Odpadnięcie Realu z Ligi Mistrzów na poziomie fazy grupowej? Tego jeszcze nie znaliśmy. A tymczasem za kilkanaście godzin może się to urzeczywistnić. Sytuacja w grupie B jest arcyciekawa, a faworyci, czyli Real i Inter, zajmują dwa ostatnie miejsca. Wszyscy mają jednak szanse na awans, co zapowiada fantastyczny wieczór.
Prowadzi Borussia Moenchengladbach, która może sobie pluć w brodę, bo prowadziła z Realem 2:0 na kilka minut przed końcem meczu, by finalnie zremisować 2:2. W 1. kolejce w meczu z Interem Źrebaki także w doliczonym czasie gry straciły prowadzenie. Dziś mogło być już po sprawie. A tak ekipa z Bundesligi ma 8 punktów, Szachtar i Real po 7, a zamykający tabelę Inter 5.
Dziś Borussia zagra na Alfredo di Stefano w Madrycie z Królewskimi, podczas gdy Inter podejmie u siebie Szachtar. Jeśli obędzie się bez remisów, awans do dalszych gier uzyskają zwycięzcy spotkań. Faworyci z Hiszpanii i Włoch rzutem na taśmę mogą więc odwrócić losy awansu. Inna sprawa, że w tej grupie trudno o jakiekolwiek typowania wyników. Szachtar dwukrotnie pokonywał Real, strzelając mu łącznie 5 goli. Z kolei w dwóch meczach z Borussią zanotował dwie porażki z bilansem 0:10! Inter do ostatniej kolejki nie miał na koncie żadnego zwycięstwa, ale po dreszczowcu pokonał Źrebaki 3:2. Wyniki w tej grupie przeczą jakiejkolwiek logice i ciężko dziś mówić o faworytach i underdogach.

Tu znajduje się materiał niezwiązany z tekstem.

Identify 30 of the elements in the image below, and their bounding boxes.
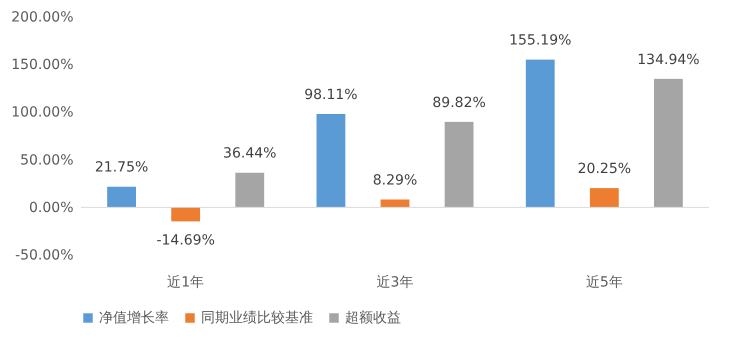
bar (107, 186, 136, 208)
bar (590, 188, 619, 208)
bar (380, 200, 410, 208)
bar (171, 207, 200, 222)
bar (316, 114, 346, 208)
y-tick-label: 200.00% (11, 10, 74, 26)
bar (526, 60, 555, 208)
x-tick-label: 近1年 (167, 274, 204, 290)
data-label: 20.25% (578, 161, 632, 178)
x-tick-label: 近5年 (586, 274, 623, 290)
y-tick-label: -50.00% (15, 248, 74, 264)
legend-label: 超额收益 (345, 310, 401, 326)
data-label: 155.19% (509, 32, 572, 49)
bar (654, 78, 683, 208)
y-tick-label: 150.00% (11, 57, 74, 74)
x-tick-label: 近3年 (376, 274, 414, 290)
bar (235, 172, 264, 208)
data-label: 89.82% (432, 94, 486, 111)
bar (444, 122, 474, 208)
data-label: 134.94% (637, 52, 700, 68)
data-label: 98.11% (304, 87, 358, 103)
y-tick-label: 0.00% (29, 200, 74, 216)
data-label: 8.29% (372, 172, 418, 189)
y-tick-label: 100.00% (11, 104, 74, 121)
data-label: 36.44% (223, 146, 276, 162)
legend-label: 同期业绩比较基准 (201, 310, 313, 326)
data-label: -14.69% (156, 232, 215, 248)
data-label: 21.75% (94, 160, 148, 176)
y-tick-label: 50.00% (20, 152, 74, 168)
legend-label: 净值增长率 (99, 310, 169, 326)
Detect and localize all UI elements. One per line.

Ot, po prostu – trzeba czekać na początek emocji.
Oczywiście najgłośniej jest wokół Realu, dla którego odpadnięcie z Ligi Mistrzów byłoby istną katastrofą. Mówi się, że stanowisko straci wówczas Zinedine Zidane, choć ostatnio w lidze uratował się, pokonując 1:0 Sevillę. Fakt, że jego drużyna grała bardzo słabo, ale ostatecznie wynik broni trenera i zespół. Jednak ewentualna klęska w Champions League uruchomi spekulacje ponownie, a być może po prostu "uruchomi" prezesa Florentino Pereza. Jeśli ten chce zatrudnić Mauricio Pochettino, musi się śpieszyć, bo w każdej chwili do wyścigu włączyć się może Manchester United, który wczoraj wyleciał za burtę Ligi Mistrzów, przegrywając 2:3 w Lipsku.
Włosi zaczęli spekulować, że w przypadku gdyby Inter prowadził z Szachtarem, Real i Borussia dogadają się na remis, bo wówczas taki wynik premiuje obie ekipy. Cóż, gdy w grę wchodzą duże pieniądze i prestiż, trudno wykluczyć i taki scenariusz. Warto jednak pamiętać, że każdy gol może wywrócić tabelę do góry nogami, nawet zdobyty w samej końcówce spotkania. Taki układ jest więc niebezpieczny.
Co ciekawego w pozostałych meczach? Salzburg musi pokonać Atletico, by wyprzedzić Los Colchoneros w grupie i awansować do 1/8 finału. Bez emocji patrzą na to już piłkarze Bayernu, którzy zmierzą się z Lokomotivem. W tym meczu nie zagra Robert Lewandowski.
W grupie C prawie wszystko już jasne. Manchester City gra dziś z Marsylią, a Porto na wyjeździe z Olympiakosem. Anglicy z 1. miejsca i Portugalczycy z 2. miejsca zagrają w 1/8 finału, a Francuzi i Grecy toczą korespondencyjny pojedynek o Ligę Europy.
O 18:55 rozpoczną się mecze grupy D. Mecz Midtjylland z Liverpoolem nie ma żadnego znaczenia, bo jedni na pewno zajmą ostatnie miejsce w grupie, a drudzy na pewno ją wygrają. Emocje będą w Amsterdamie, gdzie Ajax musi pokonać Atalantę, by zameldować się w fazie play-off.
Również o 18:55 dokończenie wczorajszego meczu PSG z Basaksehir, który zakończył się skandalem. Nie ma jednak cienia wątpliwości, że wszystko co najciekawsze, ogniskować się będzie przy grupie B.